The genus Marsdenichthys was first named in 1985 on the basis of material collected from Mount Howitt. The genus was initially described as a member of the family Eusthenopteridae (now known as the Tristichopteridae), the first known from the southern hemisphere. However, the classification of Marsdenichthys within Tetrapodomorpha has often been debated and there is not yet a consensus on the exact phylogenetic relationships of the genus.

==Classification==
When it was originally described as a tristichopterid by Long (1985), Marsdenichthys was considered to be the basalmost member of the family, based on such characters as the presence of extratemporal bones, the size ratio between the parietals and postparietals, and the presence of rounded scales with an internal median boss. At the time, this feature was thought to be unique to tristichopterids, but Long suggested that Marsdenichthys could be considered a specialized "osteolepidid" if the scale morphology was later found to be present in members of the family. Osteolepididae is now known to be paraphyletic along with the superorder Osteolepiformes, but several "non-tristichopterid osteolepiformes" have since been found with the scale morphology previously seen only in Marsdenichthys. These include the genera Medoevia, Canowindra, and Rhizodopsis.

Based on scale ornamentation, Marsdenichthys was assigned to the family Rhizodopsidae by Long (1999). However, the only phylogenetic analyses that included Marsdenichthys either placed it with Eusthenopteron in a clade within a monophyletic Osteolepiformes, a polytomy with Eusthenopteron basal to Megalichthys, or a polytomy basal to Medoevia and Gogonasus.
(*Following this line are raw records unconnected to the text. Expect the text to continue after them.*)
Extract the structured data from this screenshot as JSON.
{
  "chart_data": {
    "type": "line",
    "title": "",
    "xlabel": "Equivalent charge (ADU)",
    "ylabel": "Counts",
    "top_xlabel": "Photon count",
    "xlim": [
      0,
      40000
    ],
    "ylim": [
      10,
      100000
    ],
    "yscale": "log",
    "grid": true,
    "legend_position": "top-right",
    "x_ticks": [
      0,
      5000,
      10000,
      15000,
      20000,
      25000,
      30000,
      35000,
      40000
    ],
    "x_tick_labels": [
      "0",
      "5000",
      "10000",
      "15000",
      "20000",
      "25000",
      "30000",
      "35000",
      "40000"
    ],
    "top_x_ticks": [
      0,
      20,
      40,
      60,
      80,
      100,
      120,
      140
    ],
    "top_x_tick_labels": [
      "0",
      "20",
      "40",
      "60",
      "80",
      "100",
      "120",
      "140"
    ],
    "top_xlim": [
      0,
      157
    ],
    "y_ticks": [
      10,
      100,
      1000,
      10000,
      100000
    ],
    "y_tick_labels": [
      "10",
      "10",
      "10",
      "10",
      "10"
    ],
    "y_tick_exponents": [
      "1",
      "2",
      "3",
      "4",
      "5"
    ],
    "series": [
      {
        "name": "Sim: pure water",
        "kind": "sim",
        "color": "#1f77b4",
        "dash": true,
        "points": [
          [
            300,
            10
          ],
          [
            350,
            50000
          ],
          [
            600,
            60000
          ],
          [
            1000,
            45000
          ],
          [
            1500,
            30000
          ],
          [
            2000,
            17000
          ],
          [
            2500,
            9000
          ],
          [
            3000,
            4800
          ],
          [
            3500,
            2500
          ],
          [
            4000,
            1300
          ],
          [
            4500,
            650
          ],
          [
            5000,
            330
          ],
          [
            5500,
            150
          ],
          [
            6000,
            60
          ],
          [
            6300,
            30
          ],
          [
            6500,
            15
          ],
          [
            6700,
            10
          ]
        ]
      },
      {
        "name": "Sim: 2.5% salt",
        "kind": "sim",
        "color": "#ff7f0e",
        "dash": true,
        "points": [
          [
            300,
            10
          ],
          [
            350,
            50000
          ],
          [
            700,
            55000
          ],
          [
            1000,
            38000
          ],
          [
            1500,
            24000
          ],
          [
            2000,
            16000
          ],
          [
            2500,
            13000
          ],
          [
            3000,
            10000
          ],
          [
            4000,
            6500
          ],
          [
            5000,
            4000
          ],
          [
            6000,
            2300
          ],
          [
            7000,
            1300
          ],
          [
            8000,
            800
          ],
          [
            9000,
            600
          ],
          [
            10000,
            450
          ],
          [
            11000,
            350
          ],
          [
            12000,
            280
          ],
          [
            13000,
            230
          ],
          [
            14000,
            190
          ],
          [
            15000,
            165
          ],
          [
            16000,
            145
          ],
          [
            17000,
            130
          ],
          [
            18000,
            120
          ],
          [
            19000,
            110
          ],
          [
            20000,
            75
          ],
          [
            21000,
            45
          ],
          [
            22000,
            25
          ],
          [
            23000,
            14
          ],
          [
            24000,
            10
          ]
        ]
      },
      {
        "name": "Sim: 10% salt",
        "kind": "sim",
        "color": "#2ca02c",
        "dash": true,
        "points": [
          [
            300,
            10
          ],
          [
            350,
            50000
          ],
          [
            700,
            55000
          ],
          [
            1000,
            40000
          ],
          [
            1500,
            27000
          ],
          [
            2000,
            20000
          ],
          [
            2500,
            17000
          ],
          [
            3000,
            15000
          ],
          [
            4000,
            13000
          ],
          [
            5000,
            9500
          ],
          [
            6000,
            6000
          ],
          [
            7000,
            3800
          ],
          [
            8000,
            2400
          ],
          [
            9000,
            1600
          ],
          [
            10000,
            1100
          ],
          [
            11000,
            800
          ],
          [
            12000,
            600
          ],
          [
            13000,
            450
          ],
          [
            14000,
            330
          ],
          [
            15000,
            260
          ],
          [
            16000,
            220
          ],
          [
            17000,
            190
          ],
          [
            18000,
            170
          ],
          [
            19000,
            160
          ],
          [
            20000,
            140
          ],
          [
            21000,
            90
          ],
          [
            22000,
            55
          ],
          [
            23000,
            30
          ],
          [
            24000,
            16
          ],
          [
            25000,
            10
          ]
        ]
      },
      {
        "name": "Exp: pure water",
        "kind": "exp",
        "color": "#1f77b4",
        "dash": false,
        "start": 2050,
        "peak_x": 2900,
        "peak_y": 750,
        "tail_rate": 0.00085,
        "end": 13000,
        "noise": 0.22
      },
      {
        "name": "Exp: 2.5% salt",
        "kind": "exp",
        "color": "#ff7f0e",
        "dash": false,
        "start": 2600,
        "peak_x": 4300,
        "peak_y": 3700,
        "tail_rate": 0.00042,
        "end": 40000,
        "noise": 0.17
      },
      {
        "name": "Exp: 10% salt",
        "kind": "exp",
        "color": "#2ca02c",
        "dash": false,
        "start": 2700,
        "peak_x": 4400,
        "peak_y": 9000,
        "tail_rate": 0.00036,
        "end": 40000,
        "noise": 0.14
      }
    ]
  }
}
It is possible that the classification of Marsdenichthys remains unresolved because there is a lack of derived characters in the incomplete Mount Howitt specimens. However, Holland et al. (2010) recently described new specimens from Mount Howitt that preserve previously unknown derived characters, mainly in the cheek and palate. However, because Holland et al. (2010) did not provide a phylogenetic analysis using the new specimens, the classification of Marsdenichthys remains unresolved.